Eight Marriage Ruts: Are You In One?………

#1.  Watching TV during dinner.

Why it’s bad:  Having dinner together offers valuable face time with your partner.  Turning on the tube competes for attention and cuts in on your time to catch up and connect after so many hours spent apart.

How to stop:  Set aside 30 to 45 minutes of one-on-one talk time with the TV off every night.  This shows your spouse that when you’re not at work, you’re devoted to your home and family.  During this time, ignore your phone and leave the BlackBerry in another room.  You’ll feel closer within days.

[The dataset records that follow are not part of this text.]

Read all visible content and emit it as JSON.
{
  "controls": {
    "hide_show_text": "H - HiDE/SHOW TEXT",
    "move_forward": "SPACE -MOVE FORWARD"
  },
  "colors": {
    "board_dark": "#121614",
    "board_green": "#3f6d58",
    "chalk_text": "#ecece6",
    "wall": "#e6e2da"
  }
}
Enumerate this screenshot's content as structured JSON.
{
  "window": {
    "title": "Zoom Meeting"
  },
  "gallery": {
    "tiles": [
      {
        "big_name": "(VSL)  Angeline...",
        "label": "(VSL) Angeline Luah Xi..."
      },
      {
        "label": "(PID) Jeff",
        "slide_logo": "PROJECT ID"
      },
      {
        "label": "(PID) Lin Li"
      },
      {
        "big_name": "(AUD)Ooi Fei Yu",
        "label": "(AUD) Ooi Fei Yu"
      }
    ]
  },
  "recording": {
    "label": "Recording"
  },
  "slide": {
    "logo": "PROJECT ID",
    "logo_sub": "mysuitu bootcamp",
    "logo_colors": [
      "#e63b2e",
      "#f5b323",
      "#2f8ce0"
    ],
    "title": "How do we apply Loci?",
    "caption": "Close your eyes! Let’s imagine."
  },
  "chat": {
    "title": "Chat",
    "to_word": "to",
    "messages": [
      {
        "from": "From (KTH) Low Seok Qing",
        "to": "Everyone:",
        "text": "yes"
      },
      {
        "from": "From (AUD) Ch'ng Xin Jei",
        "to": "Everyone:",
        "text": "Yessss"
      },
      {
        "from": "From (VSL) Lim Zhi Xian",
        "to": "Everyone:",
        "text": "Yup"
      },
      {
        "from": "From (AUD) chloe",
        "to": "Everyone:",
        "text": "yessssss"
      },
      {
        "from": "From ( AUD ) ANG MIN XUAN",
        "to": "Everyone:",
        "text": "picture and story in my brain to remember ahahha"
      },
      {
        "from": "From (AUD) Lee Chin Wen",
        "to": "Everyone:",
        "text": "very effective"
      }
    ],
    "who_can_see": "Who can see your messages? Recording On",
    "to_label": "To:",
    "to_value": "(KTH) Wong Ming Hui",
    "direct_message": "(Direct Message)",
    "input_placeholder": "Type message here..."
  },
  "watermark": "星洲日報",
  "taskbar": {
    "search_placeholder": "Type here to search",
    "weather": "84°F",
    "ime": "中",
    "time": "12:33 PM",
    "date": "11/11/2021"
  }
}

#2.  Going too long without sex.

Why it’s bad:  If the amount of sex you’re used to having starts to slide, your body and brain can get used to the decreased intimacy, causing you to go even longer without wanting that closeness.

How to stop:  Don’t wait until you feel like doing it.  Initiate sex when you’re open to doing it, rather than when you have the desire.  This will jump-start your feelings so you’ll crave it more often.

#3.  Going a whole workday without talking to your sweetheart.

Why it’s bad:  You’ll start growing apart emotionally after subconsciously feeling like the other person doesn’t think about you (and your needs) during the day.

How to stop:  Initiate daily contact by sending a quick “How’s your day?” email.  And make the effort to do something nice every day (pick up his fave dessert, call from the store to see if she needs something).  It shows forethought and consideration for your partner’s needs.

#4.  Tuning each other out.

Why it’s bad:  You’re disengaging from each other.

How to stop:  Make an effort to do small things such as kissing before saying good-bye, making eye contact when talking, and complimenting each other frequently throughout the week.  Does he not seem to hear you talking during certain times (ahem, when ESPN is on)?  Don’t try to make conversation while the TV is on.  If it’s important, press mute; otherwise, save conversations for dinner or your bedroom, where you’re less likely to be interrupted.

#5.  Not fighting.

Why it’s bad:  Disagreements are good in a marriage because you’re expressing your individuality.  Talking about issues when they first happen makes them easier to fix than if you wait until after they’ve festered.

How to stop:  Bring up what’s on your mind in a way that shows your admiration and respect or each other’s thoughts and feelings.  Like, “It hurts my feelings when ______ .  I was hoping we could figure out a new way to handle the situation together.”  This will set the tone of the conversation as loving and calm, but you both have to compromise to keep it that way.

#6.  Going out more with friends than with your spouse.

Why it’s bad:  It sends the message that your friends are more worthy of your time.

How to stop:  Schedule nights out with your crew a few times a month, but make sure to let your partner know in advance.  It’s important to have these friendships as long as they don’t make your married time sparse.  And it’s always best that these friends are people your partner knows and trusts, so there’s less reason to worry.

#7.  Being too close.

Why it’s bad:  As much as you think burping, scratching, picking, or farting is funny or cute, it can backfire and cross the line.  It may be a reflection of your closeness, but there should be a limit.  Otherwise, you’re leaving your partner with a very unsexy image of you.

How to stop:  Start a new rule.  If you wouldn’t do it in front of your work friends, don’t do it in front of your honey.  To get your mate to refrain, say: “I know we’re close, and we can share everything, but I’d really appreciate it if you’d leave the room, or leave me out, when you do that.  It’s not very sexy, and I don’t want anything that makes you less sexy to me.”

#8.  Sharing too much with your parents or in-laws.

Why it’s bad:  This shows a lack of loyalty to your spouse.  Your parents shouldn’t have any information that your spouse doesn’t have.  And they shouldn’t know anything he wouldn’t want them to know.

How to stop:  Be loyal to your spouse even when she’s not present.  If you wouldn’t say something in front of her, don’t say it at all.  You would want the same in return.

(Dr. Susan Fletcher is a licensed psychologist in private practice and the author of “Parenting in the Smart Zone”.)